HiGirlsRHot said:Well if people haven't figured out that nothing connected to a network is safe by now I don't what to say. Let see tens of million Target customer financial information was stolen over the holidays, and they aren't the only ones. Most large companies deal with hundreds of hacking attempt a month sometimes even week or day. It seems to me these are way bigger stories than few good looking celebrities getting nudes posted of them.
The problem here is two-fold:
- legislation isn't strong enough to punish companies that don't safeguard information properly. In the US, you have to report data breaches and provide things like credit protection/monitoring for some time, but that's cheap as hell to provide and rarely more than a slap in the wrist of the company
- not enough people qualified in security (or in IT) are available, so only the companies that value their data enough end up hiring those folks for the salary they deserve (and that the market has pushed way up). I'm not in security, but a few years ago my manager dropped an interesting statistic - we had to interview *1000* people for every sysadmin/site reliability engineer we hired.. And that's in a role that is way more common than security engineer.
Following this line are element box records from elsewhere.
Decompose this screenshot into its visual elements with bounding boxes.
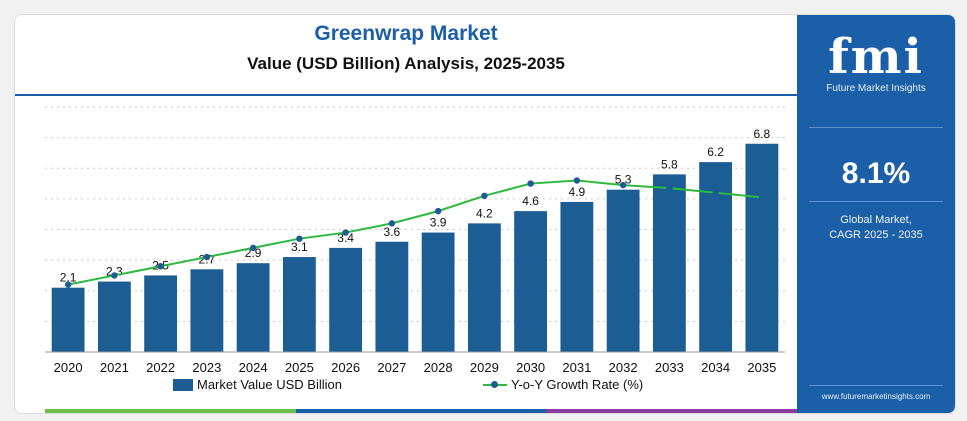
legend-line-swatch — [483, 379, 507, 391]
bar-value-label-2034: 6.2 — [707, 145, 724, 159]
x-tick-label-2031: 2031 — [562, 360, 591, 375]
x-tick-label-2024: 2024 — [239, 360, 268, 375]
title-divider — [15, 94, 797, 96]
bar-value-label-2029: 4.2 — [476, 206, 493, 220]
bar-value-label-2035: 6.8 — [754, 127, 771, 141]
legend-item-market-value: Market Value USD Billion — [173, 377, 342, 392]
x-tick-label-2020: 2020 — [54, 360, 83, 375]
x-tick-label-2022: 2022 — [146, 360, 175, 375]
growth-rate-point-2030 — [527, 180, 534, 187]
cagr-value: 8.1% — [841, 157, 911, 190]
cagr-label-line1: Global Market, — [840, 214, 912, 226]
growth-rate-point-2026 — [342, 229, 349, 236]
website-url: www.futuremarketinsights.com — [821, 392, 931, 401]
growth-rate-point-2020 — [64, 281, 72, 288]
cagr-label-line2: CAGR 2025 - 2035 — [829, 229, 923, 241]
bar-value-label-2025: 3.1 — [291, 240, 308, 254]
x-tick-label-2032: 2032 — [609, 360, 638, 375]
bar-value-label-2030: 4.6 — [522, 194, 539, 208]
chart-subtitle: Value (USD Billion) Analysis, 2025-2035 — [247, 54, 565, 73]
x-tick-label-2034: 2034 — [701, 360, 730, 375]
bar-2026 — [329, 247, 363, 352]
bar-value-label-2020: 2.1 — [60, 271, 77, 285]
x-tick-label-2029: 2029 — [470, 360, 499, 375]
chart-panel: Greenwrap Market Value (USD Billion) Ana… — [15, 15, 798, 413]
logo-text: fmi — [828, 29, 924, 85]
bar-2035 — [745, 143, 779, 352]
x-tick-label-2025: 2025 — [285, 360, 314, 375]
x-tick-label-2021: 2021 — [100, 360, 129, 375]
x-tick-label-2023: 2023 — [192, 360, 221, 375]
growth-rate-point-2023 — [203, 253, 211, 261]
bar-value-label-2028: 3.9 — [430, 216, 447, 230]
bar-value-label-2032: 5.3 — [615, 173, 632, 187]
growth-rate-point-2022 — [157, 263, 164, 270]
growth-rate-point-2024 — [249, 244, 257, 252]
growth-rate-line — [67, 179, 762, 286]
x-tick-label-2035: 2035 — [747, 360, 776, 375]
bar-2025 — [282, 257, 316, 352]
bar-2027 — [375, 241, 409, 352]
bar-value-label-2031: 4.9 — [569, 185, 586, 199]
legend-bar-swatch — [173, 378, 193, 391]
bar-2021 — [97, 281, 131, 352]
growth-rate-point-2034 — [712, 189, 719, 196]
bar-2024 — [236, 263, 270, 352]
legend-label-market-value: Market Value USD Billion — [197, 377, 342, 392]
x-tick-label-2033: 2033 — [655, 360, 684, 375]
growth-rate-point-2033 — [666, 184, 673, 192]
growth-rate-point-2028 — [434, 207, 442, 215]
growth-rate-point-2027 — [388, 220, 396, 227]
brand-sidebar: fmi Future Market Insights 8.1% Global M… — [797, 15, 955, 413]
bar-value-label-2027: 3.6 — [384, 225, 401, 239]
color-strip — [45, 409, 798, 413]
fmi-logo: fmi Future Market Insights — [797, 31, 955, 94]
growth-rate-point-2031 — [573, 177, 581, 184]
sidebar-divider-middle — [809, 201, 943, 202]
x-tick-label-2030: 2030 — [516, 360, 545, 375]
growth-rate-point-2025 — [296, 235, 303, 242]
bar-2020 — [51, 287, 85, 352]
x-tick-label-2026: 2026 — [331, 360, 360, 375]
growth-rate-point-2029 — [481, 192, 488, 200]
chart-title: Greenwrap Market — [314, 22, 498, 45]
bar-2030 — [514, 211, 548, 352]
growth-rate-point-2035 — [758, 194, 766, 201]
growth-rate-point-2032 — [619, 181, 627, 189]
bar-2032 — [606, 189, 640, 352]
bar-2023 — [190, 269, 224, 352]
chart-legend: Market Value USD Billion Y-o-Y Growth Ra… — [15, 377, 797, 397]
x-tick-label-2028: 2028 — [424, 360, 453, 375]
bar-line-chart: 2.120202.320212.520222.720232.920243.120… — [45, 106, 785, 375]
growth-rate-point-2021 — [111, 272, 118, 279]
bar-2031 — [560, 201, 594, 352]
bar-2029 — [467, 223, 501, 352]
bar-value-label-2026: 3.4 — [337, 231, 354, 245]
logo-subtitle: Future Market Insights — [826, 83, 926, 94]
legend-label-growth-rate: Y-o-Y Growth Rate (%) — [511, 377, 644, 392]
bar-2022 — [144, 275, 178, 352]
bar-2033 — [652, 174, 686, 352]
bar-value-label-2033: 5.8 — [661, 157, 678, 171]
sidebar-divider-top — [809, 127, 943, 128]
legend-item-growth-rate: Y-o-Y Growth Rate (%) — [483, 377, 643, 392]
bar-2028 — [421, 232, 455, 352]
sidebar-divider-bottom — [809, 385, 943, 386]
cagr-label: Global Market, CAGR 2025 - 2035 — [797, 213, 955, 243]
infographic-card: Greenwrap Market Value (USD Billion) Ana… — [14, 14, 956, 414]
x-tick-label-2027: 2027 — [377, 360, 406, 375]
We seen a significant decrease in property theft over the last 20 years, in no small part cause cops have gotten better solving crimes. However, for electronic crimes I suspect the chances of getting caught are getting worse not better in recent years. I think the sheer number makes it hard to find the folk, but part of it is cultural, the stealing of digital property doesn't seem to be an actual crime in many peoples mind.
I still believe it is mostly due to the law. It's really easy to catch people as long as you deploy the required monitoring and auditing infrastructure, but again, this costs money and without legislation forcing companies to do that, only those who value their secrets/intellectual property/user data/reputation end up doing the right thing.